Il y a 200 ans, le 4 janvier 1809 très exactement, naissait Louis Braille dans une petite bourgade rurale proche de Paris. Son père, bourrelier, travaille le cuir pour fabriquer ou entretenir les nombreux articles en cette matière. Son fils aime jouer dans l’atelier avec des outils de son père. Un jour, il se blesse avec un instrument servant à percer des trous et perd un œil. Puis l’autre œil s’infecte. À cette époque, on connaissait encore mal les problèmes d’infection et il était courant que la perte accidentelle d’un œil entraîne la perte de l’autre. À 3 ans, Louis est aveugle.

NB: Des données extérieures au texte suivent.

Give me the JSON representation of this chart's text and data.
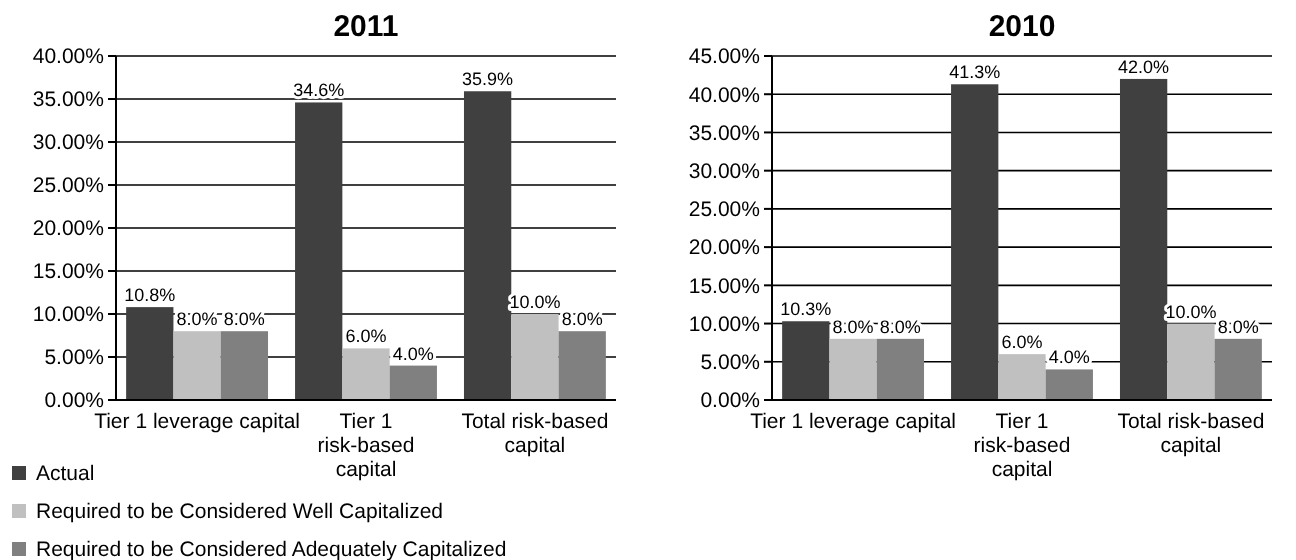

Mais ses parents ne perdent pas la partie et veulent lui assurer une bonne éducation malgré ce handicap, ce qui se fait avec l’aide du curé et de l’instituteur. L’enfant va donc à l’école primaire du village et se montre un excellent élève, retenant par cœur ses leçons. À 10 ans, il est admis à l’Institut royal des jeunes aveugles à Paris (Louis XVIII règne alors), grâce à une bourse d’études. Il y apprend à lire les lettres en relief, faites de fils de cuivre pressés sur une page pour donner la forme des lettres.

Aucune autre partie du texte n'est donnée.